The NRC staff did not review the details of the revised noding. The NRC staff determined that the adequacy of the noding can be judged by the reasonableness of the results. On the basis of reasonable results, the noding is acceptable.
- 70. Section 6.4.3: Revision 1 revises the modeling of RCS and secondary side heat structures.
The change is proprietary. The NRC staff determined that the change makes the accounting of heat structures more complete and is, therefore, acceptable.
- 71. Section 6.4.3: The droplet size of the blowdown mass is changed to 100µ.
See item 54.
- 72. Section 6.4.5: The noding of the small break FATHOMS model has been revised.
The NRC staff did not review the detailed noding of the FATHOMS model.
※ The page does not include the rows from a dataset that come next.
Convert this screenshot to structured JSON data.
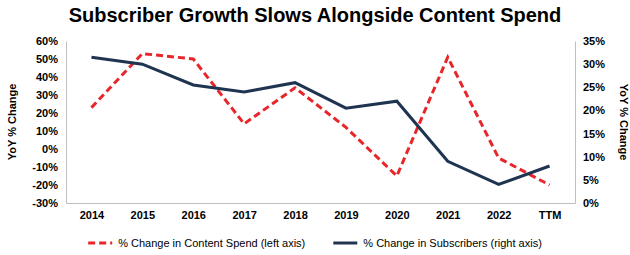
{
  "chart_data": {
    "type": "line",
    "title": "Subscriber Growth Slows Alongside Content Spend",
    "y_label": "YoY % Change",
    "y2_label": "YoY % Change",
    "categories": [
      "2014",
      "2015",
      "2016",
      "2017",
      "2018",
      "2019",
      "2020",
      "2021",
      "2022",
      "TTM"
    ],
    "series": [
      {
        "name": "% Change in Content Spend (left axis)",
        "color": "#e8262a",
        "line_style": "dashed",
        "axis": "y",
        "values": [
          23,
          53,
          50,
          14,
          34,
          12,
          -15,
          51,
          -5,
          -20
        ]
      },
      {
        "name": "% Change in Subscribers (right axis)",
        "color": "#1f3451",
        "line_style": "solid",
        "axis": "y2",
        "values": [
          31.5,
          30,
          25.5,
          24,
          26,
          20.5,
          22,
          9,
          4,
          8
        ]
      }
    ],
    "ylim": [
      -30,
      60
    ],
    "yticks": [
      {
        "value": -30,
        "label": "-30%"
      },
      {
        "value": -20,
        "label": "-20%"
      },
      {
        "value": -10,
        "label": "-10%"
      },
      {
        "value": 0,
        "label": "0%"
      },
      {
        "value": 10,
        "label": "10%"
      },
      {
        "value": 20,
        "label": "20%"
      },
      {
        "value": 30,
        "label": "30%"
      },
      {
        "value": 40,
        "label": "40%"
      },
      {
        "value": 50,
        "label": "50%"
      },
      {
        "value": 60,
        "label": "60%"
      }
    ],
    "y2lim": [
      0,
      35
    ],
    "y2ticks": [
      {
        "value": 0,
        "label": "0%"
      },
      {
        "value": 5,
        "label": "5%"
      },
      {
        "value": 10,
        "label": "10%"
      },
      {
        "value": 15,
        "label": "15%"
      },
      {
        "value": 20,
        "label": "20%"
      },
      {
        "value": 25,
        "label": "25%"
      },
      {
        "value": 30,
        "label": "30%"
      },
      {
        "value": 35,
        "label": "35%"
      }
    ],
    "grid": false,
    "legend": "bottom"
  }
}
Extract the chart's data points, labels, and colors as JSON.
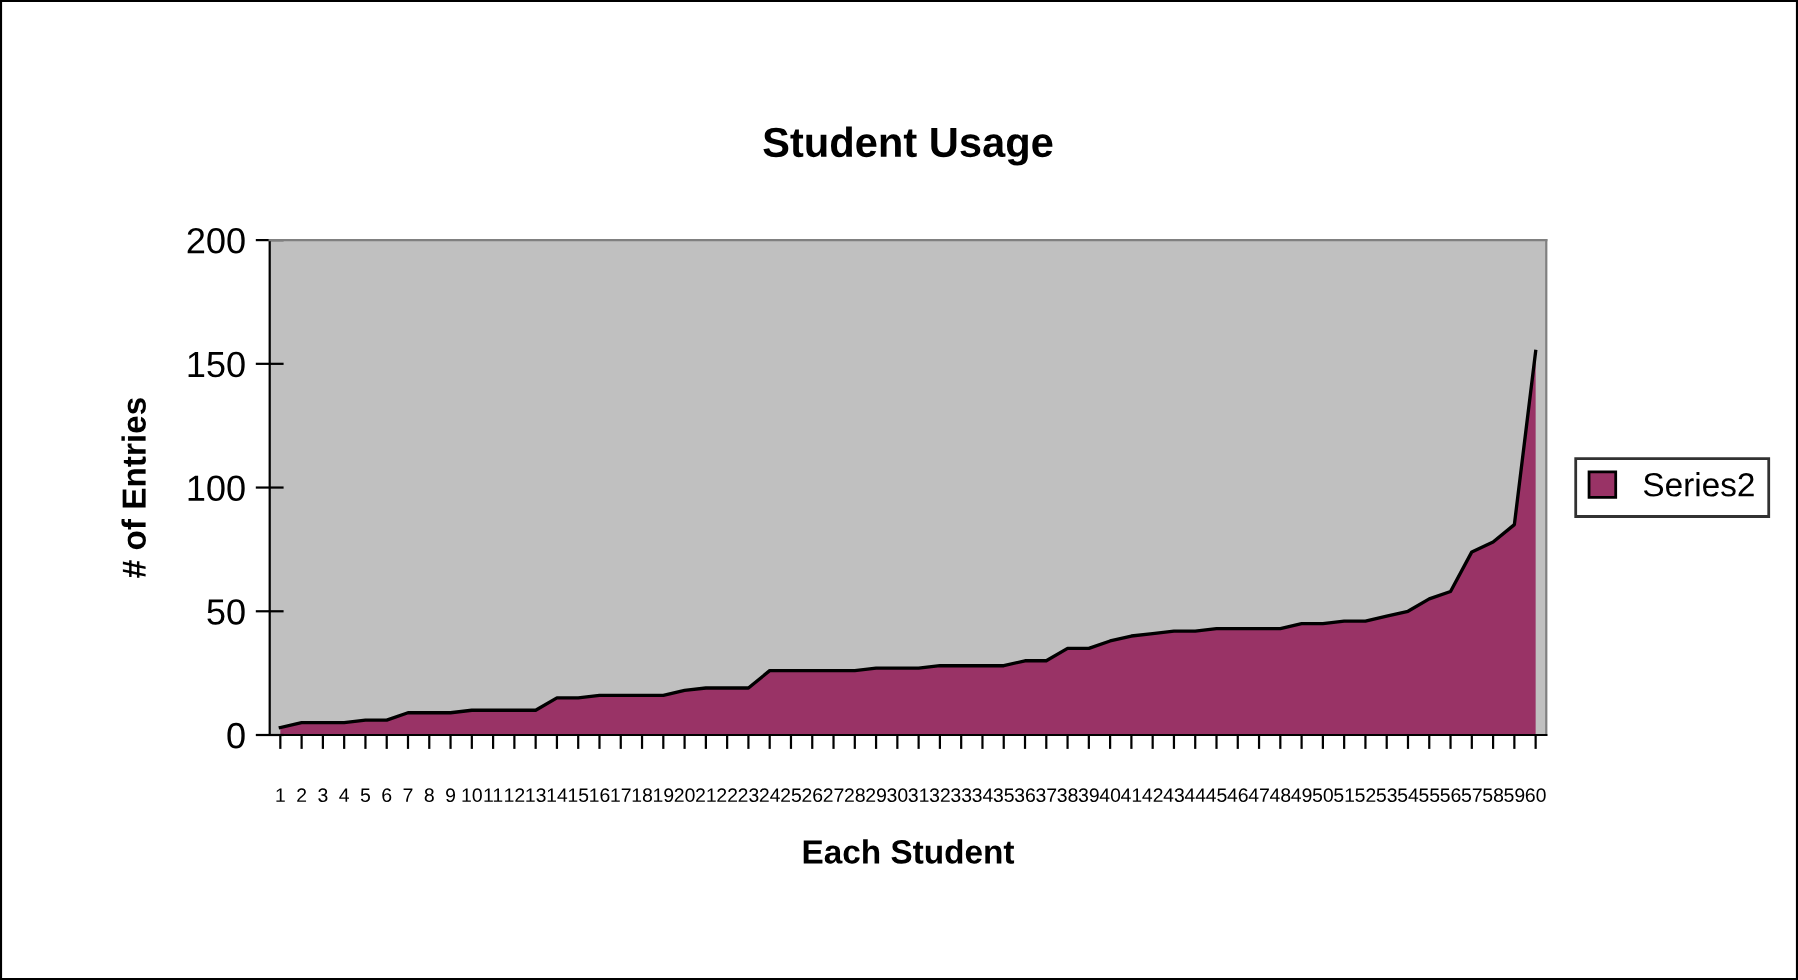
{
  "chart_data": {
    "type": "area",
    "title": "Student Usage",
    "xlabel": "Each Student",
    "ylabel": "# of Entries",
    "categories": [
      "1",
      "2",
      "3",
      "4",
      "5",
      "6",
      "7",
      "8",
      "9",
      "10",
      "11",
      "12",
      "13",
      "14",
      "15",
      "16",
      "17",
      "18",
      "19",
      "20",
      "21",
      "22",
      "23",
      "24",
      "25",
      "26",
      "27",
      "28",
      "29",
      "30",
      "31",
      "32",
      "33",
      "34",
      "35",
      "36",
      "37",
      "38",
      "39",
      "40",
      "41",
      "42",
      "43",
      "44",
      "45",
      "46",
      "47",
      "48",
      "49",
      "50",
      "51",
      "52",
      "53",
      "54",
      "55",
      "56",
      "57",
      "58",
      "59",
      "60"
    ],
    "series": [
      {
        "name": "Series2",
        "color": "#993366",
        "values": [
          3,
          5,
          5,
          5,
          6,
          6,
          9,
          9,
          9,
          10,
          10,
          10,
          10,
          15,
          15,
          16,
          16,
          16,
          16,
          18,
          19,
          19,
          19,
          26,
          26,
          26,
          26,
          26,
          27,
          27,
          27,
          28,
          28,
          28,
          28,
          30,
          30,
          35,
          35,
          38,
          40,
          41,
          42,
          42,
          43,
          43,
          43,
          43,
          45,
          45,
          46,
          46,
          48,
          50,
          55,
          58,
          74,
          78,
          85,
          155
        ]
      }
    ],
    "ylim": [
      0,
      200
    ],
    "yticks": [
      0,
      50,
      100,
      150,
      200
    ],
    "grid": false,
    "legend": "right"
  }
}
The NRC staff determined that the adequacy of the noding can be judged by the reasonableness of the results. On the basis of reasonable results, the noding is acceptable.
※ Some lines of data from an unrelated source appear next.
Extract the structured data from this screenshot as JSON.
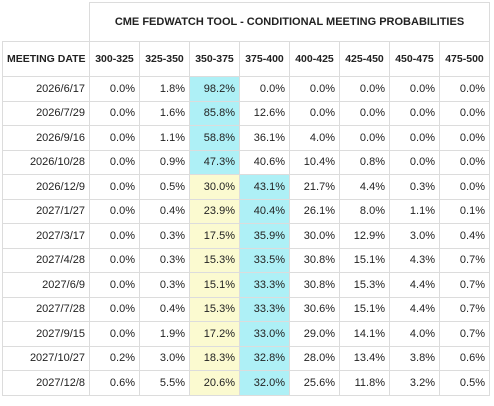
{
  "header": {
    "title": "CME FEDWATCH TOOL - CONDITIONAL MEETING PROBABILITIES"
  },
  "table": {
    "columns": [
      "MEETING DATE",
      "300-325",
      "325-350",
      "350-375",
      "375-400",
      "400-425",
      "425-450",
      "450-475",
      "475-500"
    ],
    "rows": [
      [
        "2026/6/17",
        "0.0%",
        "1.8%",
        "98.2%",
        "0.0%",
        "0.0%",
        "0.0%",
        "0.0%",
        "0.0%"
      ],
      [
        "2026/7/29",
        "0.0%",
        "1.6%",
        "85.8%",
        "12.6%",
        "0.0%",
        "0.0%",
        "0.0%",
        "0.0%"
      ],
      [
        "2026/9/16",
        "0.0%",
        "1.1%",
        "58.8%",
        "36.1%",
        "4.0%",
        "0.0%",
        "0.0%",
        "0.0%"
      ],
      [
        "2026/10/28",
        "0.0%",
        "0.9%",
        "47.3%",
        "40.6%",
        "10.4%",
        "0.8%",
        "0.0%",
        "0.0%"
      ],
      [
        "2026/12/9",
        "0.0%",
        "0.5%",
        "30.0%",
        "43.1%",
        "21.7%",
        "4.4%",
        "0.3%",
        "0.0%"
      ],
      [
        "2027/1/27",
        "0.0%",
        "0.4%",
        "23.9%",
        "40.4%",
        "26.1%",
        "8.0%",
        "1.1%",
        "0.1%"
      ],
      [
        "2027/3/17",
        "0.0%",
        "0.3%",
        "17.5%",
        "35.9%",
        "30.0%",
        "12.9%",
        "3.0%",
        "0.4%"
      ],
      [
        "2027/4/28",
        "0.0%",
        "0.3%",
        "15.3%",
        "33.5%",
        "30.8%",
        "15.1%",
        "4.3%",
        "0.7%"
      ],
      [
        "2027/6/9",
        "0.0%",
        "0.3%",
        "15.1%",
        "33.3%",
        "30.8%",
        "15.3%",
        "4.4%",
        "0.7%"
      ],
      [
        "2027/7/28",
        "0.0%",
        "0.4%",
        "15.3%",
        "33.3%",
        "30.6%",
        "15.1%",
        "4.4%",
        "0.7%"
      ],
      [
        "2027/9/15",
        "0.0%",
        "1.9%",
        "17.2%",
        "33.0%",
        "29.0%",
        "14.1%",
        "4.0%",
        "0.7%"
      ],
      [
        "2027/10/27",
        "0.2%",
        "3.0%",
        "18.3%",
        "32.8%",
        "28.0%",
        "13.4%",
        "3.8%",
        "0.6%"
      ],
      [
        "2027/12/8",
        "0.6%",
        "5.5%",
        "20.6%",
        "32.0%",
        "25.6%",
        "11.8%",
        "3.2%",
        "0.5%"
      ]
    ]
  }
}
- 73. Section 6.4.5: Revision 1 discusses a boundary condition for a break in a high pressure injection line. A model for the BWST is eliminated from FATHOMS. The NRC staff determined that the event is adequately modeled without modeling the BWST.
Therefore, this change is acceptable.
- 74. Section 6.6 Editorial
- 75. Chapter 7 Editorial
- 76. Supplement 1 Editorial Additional revisions to Revision 1 identified in the July 7, 2003, letter from Duke Energy Corporation:
The long-term mass and energy release boundary condition modeling in FATHOMS has been installed in GOTHIC 7.0. This modeling approach enables the interpolation of the BFLOW code results (for mass and energy release after blowdown) as an input boundary condition. It is described in Sections 2.2.1.1, 2.4.1.2, and 6.3 of Revision 1.
This modification is made in lieu of using the control variables available in GOTHIC 7.0. The proposed modeling is similar to that used in FATHOMS that was approved by the NRCs March 15, 1995, SER and is acceptable.
Because GOTHIC 7.0 is being modified to accept BFLOW input, the licensees version of GOTHIC 7.0 will be uniquely identified as GOTHIC 7.0/DUKE.
Environmental Qualification The temperature envelope curve for environmental qualification was provided in a July 28, 2003, letter. The GOTHIC 7.0 results are compared to the FATHOMS curves for containment atmosphere temperature, pressure, and the mass weighted liquid temperature, which is a combination of the liquid and droplet phases. The NRC staff found that the agreement is good. The differences are explainable in terms of the difference in modeling between the two codes.
4.0 CONCLUSION
Duke topical report DPC-NE-3003-P, "Mass and Energy Release and Containment Methodology," has been revised. Two new computer codes are proposed for Revision 1:
RETRAN-3D will replace RETRAN-02 for steam line break mass and energy release calculations and the GOTHIC 7.0 computer code will be used in addition to the FATHOMS code approved as part of DPC-NE-3003-P for containment thermal hydraulic calculations. Both new codes upgrade the calculation capabilities of the codes they replace. (RETRAN-3D has been approved by the NRC in Enclosure 1 that precedes this SE.)
DPC-NE-3003-P, Revision 1, proposes to use GOTHIC 7.0 with conservative input and heat transfer correlations. For these reasons, the NRC staff finds the use of GOTHIC 7.0 to be acceptable. GOTHIC 7.0 offers options for calculating condensation heat transfer other than the Uchida correlation proposed in DPC-NE-3003-P, Revision 1. These correlations have not been reviewed by the NRC for application to Oconee (e.g., the mist diffusion layer model and the Gido-Koestel correlation) and shall not be used for design basis licensing calculations.
In addition, many changes are made in Revision 1 to calculation assumptions to reflect changes in plant operation and procedures. These changes ensure that the safety calculations will accurately predict the plant behavior following a design basis accident and that the relevant safety criteria will not be exceeded.
The changes made in Revision 1 comply with the AEC General Design Criteria 10, 15, and 49, published in the Federal Register of July 11, 1967, which apply to Oconee.
The methods described in Revision 1 may be used to perform analyses in support of licensing applications related to containment accident response for peak containment pressure and temperature and environmental qualification.